Book Review: The Absolutist
Irish author John Boyne (The Boy in the Striped Pyjamas) for years has wanted to write a novel with a gay main character, but needed the right story. Released last month in the U.S., The Absolutist is that story. Set during, and shortly following, the Great War (WWI) – historical fact being a recurring theme in the majority of Boyne’s published works – The Absolutist is deep and forlorn as the dank trenches described in it:
We live here, beneath the ground like cadavers, and carve streets into the terrain, then we name them and erect signposts to give us the illusion that we remain part of a common humanity … It’s easy to get lost if you don’t know where you’re going, and God help the man who is not where he is supposed to be when he supposed to be there.
Bloodied battles, are not however, the anchor to Boyne’s story, although they too are not without importance. The year is 1919, one year since the end of the Great War.
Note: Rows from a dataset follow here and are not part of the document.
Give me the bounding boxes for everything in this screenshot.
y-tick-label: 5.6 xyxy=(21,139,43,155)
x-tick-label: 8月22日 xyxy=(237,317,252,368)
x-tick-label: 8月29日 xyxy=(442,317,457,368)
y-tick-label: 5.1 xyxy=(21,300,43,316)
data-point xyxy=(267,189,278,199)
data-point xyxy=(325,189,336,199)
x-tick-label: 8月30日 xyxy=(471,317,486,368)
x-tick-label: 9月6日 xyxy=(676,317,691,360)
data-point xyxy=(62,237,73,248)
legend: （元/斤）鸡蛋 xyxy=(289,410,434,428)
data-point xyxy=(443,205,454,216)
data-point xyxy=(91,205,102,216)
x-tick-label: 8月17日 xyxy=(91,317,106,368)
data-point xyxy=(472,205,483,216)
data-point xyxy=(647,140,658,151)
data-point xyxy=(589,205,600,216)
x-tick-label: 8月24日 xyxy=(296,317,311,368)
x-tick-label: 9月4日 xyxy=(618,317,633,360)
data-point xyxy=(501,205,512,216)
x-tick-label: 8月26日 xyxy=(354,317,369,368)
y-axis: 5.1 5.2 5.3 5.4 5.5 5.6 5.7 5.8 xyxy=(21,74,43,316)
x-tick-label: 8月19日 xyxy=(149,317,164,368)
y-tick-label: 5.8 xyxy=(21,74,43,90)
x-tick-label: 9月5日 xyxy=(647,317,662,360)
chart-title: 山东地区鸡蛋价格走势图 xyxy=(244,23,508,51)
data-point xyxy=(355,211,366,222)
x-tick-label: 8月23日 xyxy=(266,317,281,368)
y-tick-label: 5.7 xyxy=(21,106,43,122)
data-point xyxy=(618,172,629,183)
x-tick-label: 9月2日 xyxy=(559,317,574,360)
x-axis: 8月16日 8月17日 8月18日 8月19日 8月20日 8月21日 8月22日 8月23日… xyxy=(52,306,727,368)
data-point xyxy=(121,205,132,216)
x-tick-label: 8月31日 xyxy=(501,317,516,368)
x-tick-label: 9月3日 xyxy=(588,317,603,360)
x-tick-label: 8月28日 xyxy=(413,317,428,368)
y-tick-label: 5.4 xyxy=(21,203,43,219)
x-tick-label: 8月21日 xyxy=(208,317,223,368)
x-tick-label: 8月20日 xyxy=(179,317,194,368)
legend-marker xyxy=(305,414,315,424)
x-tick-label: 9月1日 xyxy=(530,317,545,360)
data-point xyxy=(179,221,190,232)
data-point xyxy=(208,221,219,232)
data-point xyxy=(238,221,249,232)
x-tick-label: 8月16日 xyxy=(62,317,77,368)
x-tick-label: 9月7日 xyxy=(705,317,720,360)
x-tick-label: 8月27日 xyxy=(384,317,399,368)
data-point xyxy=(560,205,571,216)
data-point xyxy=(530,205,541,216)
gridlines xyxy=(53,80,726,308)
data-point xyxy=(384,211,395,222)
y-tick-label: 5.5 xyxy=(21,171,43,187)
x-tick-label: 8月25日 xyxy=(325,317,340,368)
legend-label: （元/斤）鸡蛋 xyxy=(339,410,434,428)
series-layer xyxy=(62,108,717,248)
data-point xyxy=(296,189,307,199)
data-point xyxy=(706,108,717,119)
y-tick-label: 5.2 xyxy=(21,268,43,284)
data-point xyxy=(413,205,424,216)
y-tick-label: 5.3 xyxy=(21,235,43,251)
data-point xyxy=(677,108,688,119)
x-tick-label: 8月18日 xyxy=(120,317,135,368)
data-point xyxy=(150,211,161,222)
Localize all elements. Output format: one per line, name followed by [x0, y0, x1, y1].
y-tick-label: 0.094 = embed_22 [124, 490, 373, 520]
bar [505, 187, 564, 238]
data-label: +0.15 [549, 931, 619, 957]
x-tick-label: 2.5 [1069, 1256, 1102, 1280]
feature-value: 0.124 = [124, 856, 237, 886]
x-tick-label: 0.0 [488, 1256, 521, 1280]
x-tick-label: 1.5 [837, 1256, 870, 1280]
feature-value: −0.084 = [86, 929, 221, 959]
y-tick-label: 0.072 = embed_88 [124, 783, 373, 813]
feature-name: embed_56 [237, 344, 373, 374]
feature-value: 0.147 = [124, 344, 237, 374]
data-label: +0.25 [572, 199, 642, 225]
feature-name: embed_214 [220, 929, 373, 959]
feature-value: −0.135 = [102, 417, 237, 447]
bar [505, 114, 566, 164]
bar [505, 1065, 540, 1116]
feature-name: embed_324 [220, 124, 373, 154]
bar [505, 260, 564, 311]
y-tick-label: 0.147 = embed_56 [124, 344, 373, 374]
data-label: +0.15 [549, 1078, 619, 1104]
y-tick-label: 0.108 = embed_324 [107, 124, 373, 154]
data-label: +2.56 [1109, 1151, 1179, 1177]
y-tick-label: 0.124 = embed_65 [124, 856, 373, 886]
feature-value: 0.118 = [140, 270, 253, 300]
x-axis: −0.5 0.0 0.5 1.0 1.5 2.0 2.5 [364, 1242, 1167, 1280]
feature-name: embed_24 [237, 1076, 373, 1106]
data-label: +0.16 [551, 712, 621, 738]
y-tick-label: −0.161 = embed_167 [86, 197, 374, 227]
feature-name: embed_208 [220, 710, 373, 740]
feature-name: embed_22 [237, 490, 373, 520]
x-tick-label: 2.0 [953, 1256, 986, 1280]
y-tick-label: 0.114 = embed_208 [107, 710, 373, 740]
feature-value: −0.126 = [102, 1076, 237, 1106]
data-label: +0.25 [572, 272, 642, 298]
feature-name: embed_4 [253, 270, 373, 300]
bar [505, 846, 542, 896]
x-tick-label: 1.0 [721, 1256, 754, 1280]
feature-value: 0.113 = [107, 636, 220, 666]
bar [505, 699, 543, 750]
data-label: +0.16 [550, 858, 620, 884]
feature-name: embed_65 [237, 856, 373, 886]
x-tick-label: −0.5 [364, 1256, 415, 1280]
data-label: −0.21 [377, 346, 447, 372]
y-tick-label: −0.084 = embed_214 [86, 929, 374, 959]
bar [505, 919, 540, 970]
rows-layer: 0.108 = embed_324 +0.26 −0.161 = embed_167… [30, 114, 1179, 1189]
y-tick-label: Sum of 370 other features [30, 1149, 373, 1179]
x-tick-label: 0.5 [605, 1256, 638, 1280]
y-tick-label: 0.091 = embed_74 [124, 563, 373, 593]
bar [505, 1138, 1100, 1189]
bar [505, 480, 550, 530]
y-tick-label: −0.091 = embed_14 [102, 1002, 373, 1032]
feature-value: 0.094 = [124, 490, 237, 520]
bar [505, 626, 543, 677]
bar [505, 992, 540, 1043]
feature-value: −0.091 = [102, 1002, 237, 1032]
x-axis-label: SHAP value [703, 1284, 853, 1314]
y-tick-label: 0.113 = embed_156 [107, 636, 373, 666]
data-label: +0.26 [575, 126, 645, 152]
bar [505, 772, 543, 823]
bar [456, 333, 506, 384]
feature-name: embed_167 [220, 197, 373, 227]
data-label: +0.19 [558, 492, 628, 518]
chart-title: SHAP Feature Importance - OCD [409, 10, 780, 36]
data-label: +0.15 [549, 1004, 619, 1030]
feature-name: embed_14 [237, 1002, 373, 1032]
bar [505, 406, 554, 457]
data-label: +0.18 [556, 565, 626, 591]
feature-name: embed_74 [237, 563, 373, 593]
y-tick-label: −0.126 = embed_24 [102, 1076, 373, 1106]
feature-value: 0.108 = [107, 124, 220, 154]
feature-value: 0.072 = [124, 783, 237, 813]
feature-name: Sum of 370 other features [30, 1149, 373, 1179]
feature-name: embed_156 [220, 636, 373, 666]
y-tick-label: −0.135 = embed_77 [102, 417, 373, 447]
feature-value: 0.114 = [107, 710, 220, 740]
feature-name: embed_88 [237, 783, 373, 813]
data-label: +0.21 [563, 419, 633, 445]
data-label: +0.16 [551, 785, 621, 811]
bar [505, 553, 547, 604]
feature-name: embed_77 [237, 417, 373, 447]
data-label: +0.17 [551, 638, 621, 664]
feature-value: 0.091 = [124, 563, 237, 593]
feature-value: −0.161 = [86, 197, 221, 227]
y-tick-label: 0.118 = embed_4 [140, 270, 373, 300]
Tristan, a 21-year-old veteran soldier and aspiring writer from London, seeks out a stranger named Marian, perchance bringing redemption and closure to a past unhinged. Upon his arrival in Norwich, England, his history of foolhardiness resurfaces, reigniting doubt and fear, and particular skepticism from Marian. Through a series of frill-less and painful memories during a few months in 1916, from training camp to the battlefields of France, Tristan tells Marian of his tumultuous “friendship” with her brother Will, a fellow soldier.
Boyne’s development of the main characters, Tristan and Will, are hauntingly human and the onset of their relationship is an all-too-familiar account to anybody who has ever ached for belonging. Even the most inconsequential supporting characters have depth and dimensions so indelible they offer some relatability, even to those who have never been to war.
“…I let the painting come together before my eyes. I start to recognize the brushstrokes and the intention of the artist. … I say this, Mr. Sadler, because you remind me of a painting. That last remark of yours, I don’t quite know what it means but I feel that you do.”
Writing the past in present tense and the present in past tense is, by far, Boyne’s most brilliant move. It signifies Tristan’s inability to move on, that his past is still present, that it’s always at the forefront. With Boyne’s aptitude in children’s literature, the language is straightforward and without pomposity – a story simply unfolds, laying out an intricate response.
The Absolutist is a great piece of storytelling; Tristan’s frailty and Will’s pretense of apathy and the remnants of war do all but save romanticism. I was intrigued almost immediately into the first chapter and as I continued to read, I was intermittently reminded of, and questioned, my own treatment of people; though I’ve not experienced firsthand many of the moments in the book, I appreciate Boyne’s insight of the complexities of human nature and how our emotions dictate who we will become at any given moment. Some may “conscientiously object” to The Absolutist, but they will not deny, or forget, its bone-jarring effect.